Hall's theorem tells you whether a matching exists; it does not hand you one. The algorithm that does is built on augmenting paths. Start with any matching (even the empty one). An augmenting path starts at an unmatched left vertex and zig-zags unmatched, matched, unmatched, … edges, ending at an unmatched right vertex.

The trick: flip every edge along that path — matched edges become unmatched and vice-versa. The path has one more unmatched edge than matched, so flipping grows the matching by exactly one. Keep finding augmenting paths until none remains; Berge's theorem promises that when you get stuck, your matching is maximum. This is the engine inside the classic Hopcroft–Karp assignment algorithm.
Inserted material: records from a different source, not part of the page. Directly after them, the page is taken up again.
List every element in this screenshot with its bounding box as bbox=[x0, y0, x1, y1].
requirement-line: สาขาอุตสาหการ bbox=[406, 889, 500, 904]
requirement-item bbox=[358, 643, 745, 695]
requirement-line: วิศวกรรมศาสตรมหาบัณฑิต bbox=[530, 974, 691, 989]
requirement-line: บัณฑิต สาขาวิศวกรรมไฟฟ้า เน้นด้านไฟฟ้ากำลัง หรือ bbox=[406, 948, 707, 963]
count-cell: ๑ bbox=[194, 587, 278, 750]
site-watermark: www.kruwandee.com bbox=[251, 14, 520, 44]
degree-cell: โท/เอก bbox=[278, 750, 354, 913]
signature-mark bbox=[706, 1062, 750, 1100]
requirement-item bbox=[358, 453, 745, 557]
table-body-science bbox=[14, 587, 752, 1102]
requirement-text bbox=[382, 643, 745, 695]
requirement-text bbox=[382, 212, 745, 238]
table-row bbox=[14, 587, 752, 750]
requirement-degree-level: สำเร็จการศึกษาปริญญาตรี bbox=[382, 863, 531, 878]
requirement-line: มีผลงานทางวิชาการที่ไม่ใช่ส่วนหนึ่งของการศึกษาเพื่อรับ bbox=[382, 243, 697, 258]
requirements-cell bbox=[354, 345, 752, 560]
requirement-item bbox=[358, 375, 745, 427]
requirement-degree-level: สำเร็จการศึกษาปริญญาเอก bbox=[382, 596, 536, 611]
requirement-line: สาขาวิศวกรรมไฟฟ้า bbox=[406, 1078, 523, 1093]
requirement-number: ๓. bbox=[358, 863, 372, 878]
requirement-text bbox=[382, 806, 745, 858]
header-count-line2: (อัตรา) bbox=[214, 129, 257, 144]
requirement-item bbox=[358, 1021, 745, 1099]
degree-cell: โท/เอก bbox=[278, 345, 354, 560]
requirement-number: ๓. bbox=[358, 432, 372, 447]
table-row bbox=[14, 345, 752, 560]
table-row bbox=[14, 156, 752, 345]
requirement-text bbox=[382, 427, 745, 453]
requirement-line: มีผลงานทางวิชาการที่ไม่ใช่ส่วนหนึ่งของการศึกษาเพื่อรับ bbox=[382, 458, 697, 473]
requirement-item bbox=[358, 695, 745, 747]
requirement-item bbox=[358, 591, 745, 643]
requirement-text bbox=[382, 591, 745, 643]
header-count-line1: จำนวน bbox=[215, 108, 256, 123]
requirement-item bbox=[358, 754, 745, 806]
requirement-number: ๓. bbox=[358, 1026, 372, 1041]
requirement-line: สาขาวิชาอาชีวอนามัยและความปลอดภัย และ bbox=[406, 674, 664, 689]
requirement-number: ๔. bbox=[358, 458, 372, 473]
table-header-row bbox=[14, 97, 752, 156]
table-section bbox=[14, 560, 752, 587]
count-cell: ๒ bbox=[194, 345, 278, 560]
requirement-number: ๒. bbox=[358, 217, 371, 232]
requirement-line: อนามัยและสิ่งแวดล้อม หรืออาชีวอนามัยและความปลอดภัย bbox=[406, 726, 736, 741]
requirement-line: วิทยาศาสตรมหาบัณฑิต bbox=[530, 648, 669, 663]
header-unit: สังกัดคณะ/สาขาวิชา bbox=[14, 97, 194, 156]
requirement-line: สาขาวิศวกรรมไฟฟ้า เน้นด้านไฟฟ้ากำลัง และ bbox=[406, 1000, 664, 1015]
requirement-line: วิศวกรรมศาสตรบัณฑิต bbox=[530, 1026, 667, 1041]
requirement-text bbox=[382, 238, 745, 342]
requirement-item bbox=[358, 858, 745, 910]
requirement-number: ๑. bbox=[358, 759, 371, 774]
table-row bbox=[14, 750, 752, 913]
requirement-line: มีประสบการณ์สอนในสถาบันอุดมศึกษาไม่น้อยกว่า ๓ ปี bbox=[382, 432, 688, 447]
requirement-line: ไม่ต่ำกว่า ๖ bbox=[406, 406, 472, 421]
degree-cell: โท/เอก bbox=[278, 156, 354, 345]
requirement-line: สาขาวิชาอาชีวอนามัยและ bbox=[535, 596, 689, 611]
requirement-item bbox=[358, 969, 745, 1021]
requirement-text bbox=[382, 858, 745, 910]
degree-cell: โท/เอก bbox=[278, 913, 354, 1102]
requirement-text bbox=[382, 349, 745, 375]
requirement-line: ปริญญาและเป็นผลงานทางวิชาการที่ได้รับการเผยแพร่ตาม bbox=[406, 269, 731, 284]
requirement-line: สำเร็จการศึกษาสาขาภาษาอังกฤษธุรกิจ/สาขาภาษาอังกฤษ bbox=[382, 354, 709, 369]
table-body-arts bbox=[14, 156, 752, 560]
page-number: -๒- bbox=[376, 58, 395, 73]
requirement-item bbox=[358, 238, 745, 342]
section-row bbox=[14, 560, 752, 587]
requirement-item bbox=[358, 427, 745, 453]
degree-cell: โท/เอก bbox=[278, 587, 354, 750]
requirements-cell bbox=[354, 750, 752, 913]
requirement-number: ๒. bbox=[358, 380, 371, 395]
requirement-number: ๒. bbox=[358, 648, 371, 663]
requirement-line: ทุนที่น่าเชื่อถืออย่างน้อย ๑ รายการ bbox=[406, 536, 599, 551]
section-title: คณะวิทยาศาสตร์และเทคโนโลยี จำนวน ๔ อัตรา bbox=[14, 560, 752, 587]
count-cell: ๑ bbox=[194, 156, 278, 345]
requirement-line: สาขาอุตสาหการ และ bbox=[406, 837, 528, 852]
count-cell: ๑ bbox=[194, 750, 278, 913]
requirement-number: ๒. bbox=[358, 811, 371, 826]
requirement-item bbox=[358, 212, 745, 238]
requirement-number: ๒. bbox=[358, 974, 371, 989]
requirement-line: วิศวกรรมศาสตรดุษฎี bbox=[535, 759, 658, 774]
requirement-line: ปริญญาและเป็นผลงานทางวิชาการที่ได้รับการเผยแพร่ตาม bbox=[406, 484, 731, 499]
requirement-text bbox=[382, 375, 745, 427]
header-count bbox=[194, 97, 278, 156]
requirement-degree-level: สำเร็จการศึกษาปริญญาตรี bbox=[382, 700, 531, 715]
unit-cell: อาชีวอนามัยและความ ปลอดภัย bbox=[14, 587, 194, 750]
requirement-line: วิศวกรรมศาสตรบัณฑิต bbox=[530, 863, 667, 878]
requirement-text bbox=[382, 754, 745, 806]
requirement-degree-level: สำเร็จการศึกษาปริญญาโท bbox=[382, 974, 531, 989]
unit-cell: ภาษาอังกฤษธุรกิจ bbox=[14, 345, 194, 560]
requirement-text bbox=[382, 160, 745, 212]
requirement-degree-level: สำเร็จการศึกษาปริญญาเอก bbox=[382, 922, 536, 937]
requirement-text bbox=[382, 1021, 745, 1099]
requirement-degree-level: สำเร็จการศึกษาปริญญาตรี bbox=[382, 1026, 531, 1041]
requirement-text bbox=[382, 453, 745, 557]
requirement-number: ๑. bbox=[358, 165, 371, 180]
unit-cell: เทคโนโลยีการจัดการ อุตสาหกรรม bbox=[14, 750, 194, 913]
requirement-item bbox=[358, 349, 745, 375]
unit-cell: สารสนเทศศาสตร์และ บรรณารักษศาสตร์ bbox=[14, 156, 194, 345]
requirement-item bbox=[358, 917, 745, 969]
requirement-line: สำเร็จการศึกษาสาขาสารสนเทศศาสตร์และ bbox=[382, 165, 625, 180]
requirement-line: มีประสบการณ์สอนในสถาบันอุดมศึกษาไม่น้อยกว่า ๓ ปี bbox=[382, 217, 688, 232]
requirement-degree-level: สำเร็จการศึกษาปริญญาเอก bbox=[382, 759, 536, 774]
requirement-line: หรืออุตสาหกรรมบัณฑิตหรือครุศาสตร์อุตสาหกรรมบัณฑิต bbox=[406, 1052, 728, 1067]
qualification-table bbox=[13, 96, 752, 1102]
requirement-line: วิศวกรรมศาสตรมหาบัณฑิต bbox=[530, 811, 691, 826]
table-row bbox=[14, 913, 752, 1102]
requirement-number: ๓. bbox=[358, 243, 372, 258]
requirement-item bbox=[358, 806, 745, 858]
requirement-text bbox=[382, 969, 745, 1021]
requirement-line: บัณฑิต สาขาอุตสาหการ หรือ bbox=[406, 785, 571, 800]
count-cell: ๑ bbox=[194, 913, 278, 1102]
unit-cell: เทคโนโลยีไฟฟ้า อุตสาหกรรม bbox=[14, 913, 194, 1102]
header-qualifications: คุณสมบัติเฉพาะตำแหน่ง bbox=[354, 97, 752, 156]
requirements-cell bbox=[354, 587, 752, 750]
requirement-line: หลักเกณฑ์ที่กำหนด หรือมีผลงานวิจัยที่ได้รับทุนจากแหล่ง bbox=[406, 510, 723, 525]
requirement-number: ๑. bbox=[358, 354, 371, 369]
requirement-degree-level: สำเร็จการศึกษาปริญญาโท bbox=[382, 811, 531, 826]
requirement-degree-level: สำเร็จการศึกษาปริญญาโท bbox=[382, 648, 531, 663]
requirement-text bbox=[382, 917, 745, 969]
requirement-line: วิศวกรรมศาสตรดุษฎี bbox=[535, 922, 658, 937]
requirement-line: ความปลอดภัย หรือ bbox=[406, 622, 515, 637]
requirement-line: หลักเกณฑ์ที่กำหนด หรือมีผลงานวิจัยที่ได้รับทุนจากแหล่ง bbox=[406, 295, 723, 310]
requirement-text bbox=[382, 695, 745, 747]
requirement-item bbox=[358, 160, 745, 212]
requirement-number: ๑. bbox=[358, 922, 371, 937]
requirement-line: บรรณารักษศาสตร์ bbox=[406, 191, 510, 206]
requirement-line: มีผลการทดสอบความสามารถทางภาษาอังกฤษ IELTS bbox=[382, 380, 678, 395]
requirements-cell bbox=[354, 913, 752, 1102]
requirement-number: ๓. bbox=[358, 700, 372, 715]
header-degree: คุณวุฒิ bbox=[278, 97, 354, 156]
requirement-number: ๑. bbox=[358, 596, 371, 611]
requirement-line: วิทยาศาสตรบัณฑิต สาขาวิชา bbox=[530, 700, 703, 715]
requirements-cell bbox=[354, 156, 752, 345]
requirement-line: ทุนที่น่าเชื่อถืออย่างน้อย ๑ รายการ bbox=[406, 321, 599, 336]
// Augmenting-path search from one left vertex (adjacency in `adj`). // matchR[j] = the left vertex currently matched to right vertex j, or -1. function tryMatch(u: number, adj: number[][], matchR: number[], seen: boolean[]): boolean { for (const v of adj[u]) { if (seen[v]) continue; seen[v] = true; // v is free, OR its current partner can be re-routed elsewhere. if (matchR[v] === -1 || tryMatch(matchR[v], adj, matchR, seen)) { matchR[v] = u; // claim v for u along the augmenting path return true; } } return false; // u could not be augmented into the matching }

On bipartite graphs, matchings have a beautiful dual. A vertex cover is a set of vertices touching every edge. König's theorem says the size of a maximum matching equals the size of a minimum vertex cover. So the largest set of clash-free pairings and the smallest set of "watchdog" vertices are always the same number — and Hall's theorem drops out as a corollary. It is one of those places where two questions that sound unrelated turn out to be the same question wearing different hats.

Hall's theorem asks only whether a full matching exists. A richer question: suppose each person ranks the people on the other side. A matching is stable if no two people would both rather be with each other than with their assigned partners (such a pair would elope and wreck the matching). Astonishingly, a stable matching always exists, and the Gale–Shapley algorithm (1962) finds one by rounds of proposals and provisional acceptances.

This is not a toy: variants of Gale–Shapley assign medical graduates to hospitals and pupils to schools worldwide, and the idea won Roth and Shapley the 2012 Nobel Prize in Economics. Matchings pay rent.

"There are plenty of edges, so a perfect matching must exist." Tempting, and wrong. Sheer quantity of edges guarantees nothing — what matters is where they go. A graph can be dense with connections and still fail, because one starved subset is enough to block everything.

Imagine 100 applicants and 100 jobs, wired up with thousands of edges — but with two applicants who are both qualified for only the same single job. That subset of size 2 has neighbourhood of size 1, Hall's condition fails, and no perfect matching exists, no matter how many other edges you pile on. It is the subset / neighbourhood condition, checked over every subset, that decides it — never the total edge count.